The introduction of GenAI in the classroom make this even more pressing. As an epistemic tool it has the potential to aid the development of knowledge, skills and agency. If used in collaborative and social learning contexts – rather than limited to the tunnel vision of personalized practice – AI can genuinely transform education and the how learners engage in learning.
This is why education cannot simply adapt AI to its current structure, nor can it stick to its current views; it needs a rethink for a human-AI world. That means ensuring that learners and their teachers can be the custodians and be in control of the relationship between human intelligence and artificial intelligence. This will be a fundamental skill for humanity’s future, one that will determine whether we merely survive or truly thrive.
Where should this start? With teacher-mediated (or rather, meta-learner and co-learner) experimentation in the use of GenAI in the classroom. This needs to happen in a safe, structured and intentional process, supported by relevant pedagogies in a dialogue that benefits both learners and educators[2].
Takeaway #3: Learning “AI Skills” Is Just One Piece of the Puzzle
Rebecca points to the growing emphasis on equipping young people in the use AI to meet workplace demands but argues that this is not just the endgame. The real goal must be to cultivate the ability of “learning to learn”. to empower young people to adapt to rapidly evolving technologies. After all, AI itself will soon look radically different.
This strengthens my argument that mediated and self-regulated use of GenAI and AI tools in the classroom is critical for learners and their teachers. If they are not able to engage as active co-learners, they will fall behind and at risk of suffering from skills atrophy, unable to adapt as technologies advance.

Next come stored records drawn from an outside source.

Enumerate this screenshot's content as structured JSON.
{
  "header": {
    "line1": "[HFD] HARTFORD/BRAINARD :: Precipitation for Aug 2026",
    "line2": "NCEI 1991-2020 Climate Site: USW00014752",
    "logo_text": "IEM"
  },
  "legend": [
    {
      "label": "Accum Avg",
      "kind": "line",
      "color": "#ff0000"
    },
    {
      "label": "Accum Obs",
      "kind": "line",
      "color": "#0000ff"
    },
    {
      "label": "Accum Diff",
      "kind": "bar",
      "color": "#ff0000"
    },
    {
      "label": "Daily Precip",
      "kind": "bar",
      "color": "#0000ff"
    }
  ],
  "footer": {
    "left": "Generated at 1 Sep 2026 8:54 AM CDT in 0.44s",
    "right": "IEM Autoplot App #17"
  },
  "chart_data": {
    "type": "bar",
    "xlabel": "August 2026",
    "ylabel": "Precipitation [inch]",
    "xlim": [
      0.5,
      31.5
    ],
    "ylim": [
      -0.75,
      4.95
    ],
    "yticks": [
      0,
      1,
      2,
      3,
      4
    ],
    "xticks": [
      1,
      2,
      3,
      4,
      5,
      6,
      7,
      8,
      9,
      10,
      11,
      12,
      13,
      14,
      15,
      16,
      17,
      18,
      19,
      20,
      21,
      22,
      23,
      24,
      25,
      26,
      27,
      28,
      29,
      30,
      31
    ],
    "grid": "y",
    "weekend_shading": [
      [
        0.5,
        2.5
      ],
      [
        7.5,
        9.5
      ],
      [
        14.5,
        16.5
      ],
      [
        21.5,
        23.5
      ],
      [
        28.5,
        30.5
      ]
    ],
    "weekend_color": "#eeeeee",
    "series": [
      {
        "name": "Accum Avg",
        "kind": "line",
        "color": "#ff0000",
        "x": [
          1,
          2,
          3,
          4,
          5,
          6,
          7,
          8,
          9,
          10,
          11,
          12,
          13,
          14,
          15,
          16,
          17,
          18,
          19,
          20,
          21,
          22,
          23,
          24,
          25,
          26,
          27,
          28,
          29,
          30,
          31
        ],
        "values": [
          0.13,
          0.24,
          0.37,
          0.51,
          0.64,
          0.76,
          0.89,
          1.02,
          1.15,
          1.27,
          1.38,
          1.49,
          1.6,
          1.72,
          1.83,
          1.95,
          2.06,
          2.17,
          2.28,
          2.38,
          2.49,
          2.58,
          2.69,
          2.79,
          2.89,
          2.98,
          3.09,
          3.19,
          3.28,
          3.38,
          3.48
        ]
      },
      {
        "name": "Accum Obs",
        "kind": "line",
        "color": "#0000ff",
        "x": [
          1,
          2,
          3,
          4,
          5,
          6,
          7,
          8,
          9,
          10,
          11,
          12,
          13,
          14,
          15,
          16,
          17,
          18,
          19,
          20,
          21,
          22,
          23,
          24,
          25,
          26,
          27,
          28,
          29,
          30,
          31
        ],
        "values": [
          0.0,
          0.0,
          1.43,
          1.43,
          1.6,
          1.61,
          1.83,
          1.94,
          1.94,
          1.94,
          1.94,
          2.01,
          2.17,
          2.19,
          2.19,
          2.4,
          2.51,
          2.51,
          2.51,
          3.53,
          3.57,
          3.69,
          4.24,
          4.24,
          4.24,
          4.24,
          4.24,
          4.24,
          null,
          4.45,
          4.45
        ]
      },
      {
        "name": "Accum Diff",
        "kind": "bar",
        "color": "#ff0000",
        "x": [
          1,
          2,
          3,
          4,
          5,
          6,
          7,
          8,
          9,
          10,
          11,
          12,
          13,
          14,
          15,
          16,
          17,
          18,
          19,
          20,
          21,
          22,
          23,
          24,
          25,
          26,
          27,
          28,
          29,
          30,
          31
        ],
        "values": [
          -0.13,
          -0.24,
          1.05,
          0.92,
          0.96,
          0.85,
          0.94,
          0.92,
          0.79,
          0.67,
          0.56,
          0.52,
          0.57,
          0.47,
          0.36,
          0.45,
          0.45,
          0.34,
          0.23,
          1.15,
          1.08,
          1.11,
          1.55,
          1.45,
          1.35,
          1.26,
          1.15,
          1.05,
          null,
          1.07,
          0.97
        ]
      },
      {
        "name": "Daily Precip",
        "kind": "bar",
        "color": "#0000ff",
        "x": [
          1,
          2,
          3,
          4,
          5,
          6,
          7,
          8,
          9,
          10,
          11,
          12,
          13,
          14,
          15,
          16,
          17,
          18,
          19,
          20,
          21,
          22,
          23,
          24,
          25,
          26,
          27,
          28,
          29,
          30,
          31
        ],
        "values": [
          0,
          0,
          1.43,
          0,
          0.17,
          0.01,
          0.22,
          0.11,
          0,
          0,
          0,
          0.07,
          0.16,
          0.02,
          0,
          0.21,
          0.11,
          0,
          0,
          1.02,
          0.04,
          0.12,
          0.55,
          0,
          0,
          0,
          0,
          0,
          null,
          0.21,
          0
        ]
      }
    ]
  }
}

The time has come to see GenAI and AI, not as mere tools, but as partners in learning and teaching (co-learning). They must serve as co-mediators to ensure that learners can become the controlling human agent in the process of “learning to learn”, augmenting and augmented by the beauty of neuroplasticity – not manipulated by it, whether by the machine or the regime.
Final Thoughts
The intersection of AI and education presents immense opportunity—but also profound challenges. If we allow AI to determine learning pathways and predict learner potential, without human oversight and control, we risk undermining the very essence of what makes us human: our ability to learn, adapt, and think freely. But if we leverage AI as another co-learner rather than a controlling force, we can create an education system that not only prepares learners for the future but galvanises them to shape it.
The choice is ours.
[1] World Economic Forum, (2015), New Vision for Education Unlocking the Potential of Technology , Industry Agenda, https://www3.weforum.org/docs/WEFUSA_NewVisionforEducation_Report2015.pdf
[2] Note: The arrival of new LLMS that don’t require the bells and whistles such as deepseek, may also help bridge the inequality in access to education and learning. It could make the use of GenAI available to under-resourced contexts. However, the challenge to support minority languages and local context may not be solved that soon (topic for another post).